A federally funded program is teaching pregnancy options counselors how to steer pregnant women towards adoption rather than providing women with unbiased information about all of their options, according to "Out of Compliance? Implementing the Infant Adoption Awareness Act," by Cynthia Dailard, senior public policy analyst with The Alan Guttmacher Institute. The Infant Adoption Awareness Act (IAAA) was created to train health care providers to counsel women facing an unintended pregnancy about adoption "on an equal basis with all other courses of action included in nondirective counseling"-including keeping the baby or having an abortion. However, Dailard's investigation, which is based in part on an analysis conducted by the Evan B. Donaldson Adoption Institute of the training program curriculum, suggests that the trainings violate the IAAA by promoting adoption to the exclusion of all other alternatives.
Both the curriculum and the training program were developed with a $6.1 million federal grant.
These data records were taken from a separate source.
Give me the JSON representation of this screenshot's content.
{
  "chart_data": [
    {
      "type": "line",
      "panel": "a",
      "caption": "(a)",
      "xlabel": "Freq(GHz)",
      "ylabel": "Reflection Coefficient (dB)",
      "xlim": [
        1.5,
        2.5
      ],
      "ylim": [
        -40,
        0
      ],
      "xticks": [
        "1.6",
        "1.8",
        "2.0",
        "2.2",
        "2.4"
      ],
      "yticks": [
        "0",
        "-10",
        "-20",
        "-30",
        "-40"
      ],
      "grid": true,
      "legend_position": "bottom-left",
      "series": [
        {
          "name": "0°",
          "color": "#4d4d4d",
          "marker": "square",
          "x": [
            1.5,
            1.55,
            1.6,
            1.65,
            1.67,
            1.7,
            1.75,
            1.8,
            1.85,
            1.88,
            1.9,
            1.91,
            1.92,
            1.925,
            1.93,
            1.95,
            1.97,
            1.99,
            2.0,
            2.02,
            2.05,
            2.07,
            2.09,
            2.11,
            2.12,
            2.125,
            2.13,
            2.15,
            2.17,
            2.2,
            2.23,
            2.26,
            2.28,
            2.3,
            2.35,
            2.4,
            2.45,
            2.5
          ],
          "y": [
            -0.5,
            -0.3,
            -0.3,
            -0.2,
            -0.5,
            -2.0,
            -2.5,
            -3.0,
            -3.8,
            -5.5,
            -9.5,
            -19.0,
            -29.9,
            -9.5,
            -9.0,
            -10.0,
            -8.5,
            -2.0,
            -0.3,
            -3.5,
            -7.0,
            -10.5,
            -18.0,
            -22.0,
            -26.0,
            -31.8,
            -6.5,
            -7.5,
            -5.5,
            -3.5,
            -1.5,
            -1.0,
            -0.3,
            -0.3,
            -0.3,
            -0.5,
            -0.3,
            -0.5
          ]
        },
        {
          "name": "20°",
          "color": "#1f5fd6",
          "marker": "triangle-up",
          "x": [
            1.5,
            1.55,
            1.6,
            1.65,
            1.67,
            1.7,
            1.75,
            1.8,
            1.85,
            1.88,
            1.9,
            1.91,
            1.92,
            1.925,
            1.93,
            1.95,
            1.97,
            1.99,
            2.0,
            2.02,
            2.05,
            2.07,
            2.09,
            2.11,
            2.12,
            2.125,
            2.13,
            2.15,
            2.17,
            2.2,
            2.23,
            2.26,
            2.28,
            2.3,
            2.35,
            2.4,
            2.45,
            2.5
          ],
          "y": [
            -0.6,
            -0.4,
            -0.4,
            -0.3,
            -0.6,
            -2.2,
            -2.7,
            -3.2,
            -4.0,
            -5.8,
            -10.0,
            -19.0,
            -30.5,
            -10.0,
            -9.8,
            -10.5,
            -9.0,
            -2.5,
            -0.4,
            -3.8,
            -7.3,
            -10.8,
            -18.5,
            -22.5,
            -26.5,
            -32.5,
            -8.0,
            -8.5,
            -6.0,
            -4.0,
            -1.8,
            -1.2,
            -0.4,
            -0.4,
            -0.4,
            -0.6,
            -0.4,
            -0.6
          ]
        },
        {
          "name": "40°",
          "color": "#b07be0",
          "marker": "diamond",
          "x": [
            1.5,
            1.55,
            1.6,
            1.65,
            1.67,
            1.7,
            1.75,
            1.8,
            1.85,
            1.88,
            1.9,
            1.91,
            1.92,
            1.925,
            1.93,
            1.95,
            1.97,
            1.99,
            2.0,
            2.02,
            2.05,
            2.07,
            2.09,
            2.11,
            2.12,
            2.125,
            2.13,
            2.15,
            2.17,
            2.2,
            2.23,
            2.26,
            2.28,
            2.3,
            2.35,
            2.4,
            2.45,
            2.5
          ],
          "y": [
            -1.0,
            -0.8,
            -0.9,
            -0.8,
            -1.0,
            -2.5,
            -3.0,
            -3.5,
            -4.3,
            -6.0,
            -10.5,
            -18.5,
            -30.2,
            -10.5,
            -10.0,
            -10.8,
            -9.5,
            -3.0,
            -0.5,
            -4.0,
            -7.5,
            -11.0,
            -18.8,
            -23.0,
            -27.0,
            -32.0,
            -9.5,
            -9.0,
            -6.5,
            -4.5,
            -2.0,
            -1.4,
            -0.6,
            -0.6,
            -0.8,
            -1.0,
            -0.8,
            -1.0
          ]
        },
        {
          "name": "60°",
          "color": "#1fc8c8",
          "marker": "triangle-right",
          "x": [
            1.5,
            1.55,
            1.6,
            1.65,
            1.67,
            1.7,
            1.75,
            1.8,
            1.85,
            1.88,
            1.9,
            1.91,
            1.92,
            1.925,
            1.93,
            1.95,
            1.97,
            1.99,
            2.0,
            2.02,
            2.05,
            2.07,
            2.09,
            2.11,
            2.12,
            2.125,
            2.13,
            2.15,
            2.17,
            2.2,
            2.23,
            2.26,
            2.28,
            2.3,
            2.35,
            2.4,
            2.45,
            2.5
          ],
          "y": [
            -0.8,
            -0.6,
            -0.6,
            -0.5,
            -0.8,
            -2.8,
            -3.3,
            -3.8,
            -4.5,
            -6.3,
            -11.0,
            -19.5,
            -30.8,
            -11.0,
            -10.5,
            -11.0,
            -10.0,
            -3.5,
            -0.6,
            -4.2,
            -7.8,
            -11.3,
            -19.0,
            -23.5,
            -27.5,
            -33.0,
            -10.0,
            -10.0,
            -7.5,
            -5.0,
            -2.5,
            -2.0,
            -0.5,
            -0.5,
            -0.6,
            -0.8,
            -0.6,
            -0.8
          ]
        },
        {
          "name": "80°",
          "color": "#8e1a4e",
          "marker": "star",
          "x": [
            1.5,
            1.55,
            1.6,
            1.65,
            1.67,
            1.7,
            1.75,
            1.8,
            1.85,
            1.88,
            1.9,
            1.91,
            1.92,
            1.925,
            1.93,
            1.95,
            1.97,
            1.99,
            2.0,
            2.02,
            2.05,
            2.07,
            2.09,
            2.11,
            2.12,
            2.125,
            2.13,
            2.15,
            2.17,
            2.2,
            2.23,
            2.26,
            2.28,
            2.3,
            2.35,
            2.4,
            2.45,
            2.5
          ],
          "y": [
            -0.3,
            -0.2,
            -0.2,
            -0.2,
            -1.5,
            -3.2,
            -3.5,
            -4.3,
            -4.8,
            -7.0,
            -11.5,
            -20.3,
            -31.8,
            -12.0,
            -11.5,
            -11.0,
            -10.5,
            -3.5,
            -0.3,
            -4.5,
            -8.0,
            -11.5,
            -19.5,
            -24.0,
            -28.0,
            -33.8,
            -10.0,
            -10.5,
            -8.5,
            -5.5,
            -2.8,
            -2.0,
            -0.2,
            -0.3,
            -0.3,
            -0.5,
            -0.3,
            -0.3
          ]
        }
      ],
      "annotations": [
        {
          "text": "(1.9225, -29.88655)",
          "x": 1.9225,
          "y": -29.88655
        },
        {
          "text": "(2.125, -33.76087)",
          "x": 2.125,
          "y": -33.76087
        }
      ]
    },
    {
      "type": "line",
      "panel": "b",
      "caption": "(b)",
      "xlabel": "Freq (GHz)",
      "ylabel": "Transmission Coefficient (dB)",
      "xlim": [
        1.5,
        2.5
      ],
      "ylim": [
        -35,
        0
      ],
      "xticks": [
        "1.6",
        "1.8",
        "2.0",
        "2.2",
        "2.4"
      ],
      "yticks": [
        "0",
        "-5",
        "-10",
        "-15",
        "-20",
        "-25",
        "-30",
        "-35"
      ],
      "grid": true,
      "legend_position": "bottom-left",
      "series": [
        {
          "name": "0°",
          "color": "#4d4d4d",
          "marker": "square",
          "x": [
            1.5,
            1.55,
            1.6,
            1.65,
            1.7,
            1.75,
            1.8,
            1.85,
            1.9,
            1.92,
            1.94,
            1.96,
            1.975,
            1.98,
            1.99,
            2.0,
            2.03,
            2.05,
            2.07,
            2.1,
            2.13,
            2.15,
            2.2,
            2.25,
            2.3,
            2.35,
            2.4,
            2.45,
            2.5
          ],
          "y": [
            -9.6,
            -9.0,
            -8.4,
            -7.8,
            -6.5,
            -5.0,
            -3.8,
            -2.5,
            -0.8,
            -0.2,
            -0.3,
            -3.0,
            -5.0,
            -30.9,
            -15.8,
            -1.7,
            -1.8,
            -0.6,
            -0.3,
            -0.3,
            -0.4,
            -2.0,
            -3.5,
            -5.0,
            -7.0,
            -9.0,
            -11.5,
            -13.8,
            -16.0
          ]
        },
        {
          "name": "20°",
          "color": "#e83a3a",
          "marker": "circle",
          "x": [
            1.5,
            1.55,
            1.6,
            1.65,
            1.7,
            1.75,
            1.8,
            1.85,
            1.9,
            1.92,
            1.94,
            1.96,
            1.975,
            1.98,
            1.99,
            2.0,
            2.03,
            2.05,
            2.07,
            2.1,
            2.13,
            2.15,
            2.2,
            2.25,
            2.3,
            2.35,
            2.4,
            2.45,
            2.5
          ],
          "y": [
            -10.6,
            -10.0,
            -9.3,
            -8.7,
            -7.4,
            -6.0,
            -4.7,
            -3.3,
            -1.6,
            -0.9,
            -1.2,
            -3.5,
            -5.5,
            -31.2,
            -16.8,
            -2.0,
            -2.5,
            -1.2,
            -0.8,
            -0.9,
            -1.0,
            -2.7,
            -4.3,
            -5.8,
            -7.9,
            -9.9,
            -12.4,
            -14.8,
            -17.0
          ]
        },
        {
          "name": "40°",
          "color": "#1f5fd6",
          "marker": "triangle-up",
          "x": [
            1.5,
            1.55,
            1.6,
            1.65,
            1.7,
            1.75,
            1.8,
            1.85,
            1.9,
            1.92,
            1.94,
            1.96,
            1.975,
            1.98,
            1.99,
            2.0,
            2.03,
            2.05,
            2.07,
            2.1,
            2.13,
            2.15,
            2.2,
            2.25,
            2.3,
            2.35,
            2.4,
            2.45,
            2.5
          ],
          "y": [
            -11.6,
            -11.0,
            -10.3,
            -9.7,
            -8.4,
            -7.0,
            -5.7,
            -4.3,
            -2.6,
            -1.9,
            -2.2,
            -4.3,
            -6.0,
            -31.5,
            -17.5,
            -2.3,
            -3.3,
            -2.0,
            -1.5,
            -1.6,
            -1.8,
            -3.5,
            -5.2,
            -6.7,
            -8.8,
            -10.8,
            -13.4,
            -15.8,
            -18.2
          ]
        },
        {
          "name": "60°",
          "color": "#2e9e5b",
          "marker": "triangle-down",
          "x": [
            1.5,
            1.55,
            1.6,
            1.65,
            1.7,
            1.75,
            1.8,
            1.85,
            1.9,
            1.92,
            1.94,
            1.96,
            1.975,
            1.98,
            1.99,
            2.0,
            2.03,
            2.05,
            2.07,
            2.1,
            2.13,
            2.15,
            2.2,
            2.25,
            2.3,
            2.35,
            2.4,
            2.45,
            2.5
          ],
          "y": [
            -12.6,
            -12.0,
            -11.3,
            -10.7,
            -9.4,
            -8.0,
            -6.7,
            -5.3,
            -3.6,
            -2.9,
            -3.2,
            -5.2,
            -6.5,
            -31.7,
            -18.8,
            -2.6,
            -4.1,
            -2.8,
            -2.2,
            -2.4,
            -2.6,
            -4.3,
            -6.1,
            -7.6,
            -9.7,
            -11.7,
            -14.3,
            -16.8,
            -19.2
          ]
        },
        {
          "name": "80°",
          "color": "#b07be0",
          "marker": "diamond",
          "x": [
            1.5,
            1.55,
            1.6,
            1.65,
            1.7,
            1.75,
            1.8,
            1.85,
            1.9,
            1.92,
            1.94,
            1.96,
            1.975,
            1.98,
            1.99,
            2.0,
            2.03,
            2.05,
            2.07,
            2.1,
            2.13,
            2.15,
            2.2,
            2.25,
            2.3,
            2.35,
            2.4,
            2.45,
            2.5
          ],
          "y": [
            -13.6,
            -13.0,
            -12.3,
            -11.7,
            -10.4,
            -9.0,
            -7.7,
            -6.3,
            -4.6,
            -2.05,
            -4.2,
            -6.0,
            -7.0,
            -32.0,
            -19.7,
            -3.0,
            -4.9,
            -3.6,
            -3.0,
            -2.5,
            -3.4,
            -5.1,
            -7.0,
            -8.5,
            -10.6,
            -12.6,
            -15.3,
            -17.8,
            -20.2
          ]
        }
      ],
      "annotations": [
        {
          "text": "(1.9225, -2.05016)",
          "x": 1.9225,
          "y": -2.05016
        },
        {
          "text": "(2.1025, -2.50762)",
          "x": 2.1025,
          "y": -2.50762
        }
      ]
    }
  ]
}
Interviews with more than 20 counselors in 15 states who have undergone the trainings suggest that the program has not maintained a neutral stance. Although some participants had a positive overall experience, many reported that they were trained to promote adoption and to discourage women from raising their child themselves or choosing abortion. Participants also raised significant concerns about the trainers' negative views of women facing unintended pregnancies, the overtly religious tenor of the discussion and possible violations of professional guidelines and medical ethics.
"The law was designed to ensure that women are aware of adoption and to support women in any option they choose," says Adam Pertman, executive director of the Evan B. Donaldson Adoption Institute. "But the curriculum being used appears to violate both the letter and the spirit of the law. Whether or not to choose adoption is a decision with lifelong implications, and counselors must help women to make this decision by providing accurate information about all their options and respecting their choices."
"It is our hope," says Cynthia Dailard, "that the federal government will take into account the reports of program participants, and support only those training programs that comply with statutory requirements and treat adoption on par with the other options available to women facing an unintended pregnancy."
"Out of Compliance? Implementing the Infant Adoption Awareness Act" appears in the August 2004 issue of The Guttmacher Report on Public Policy.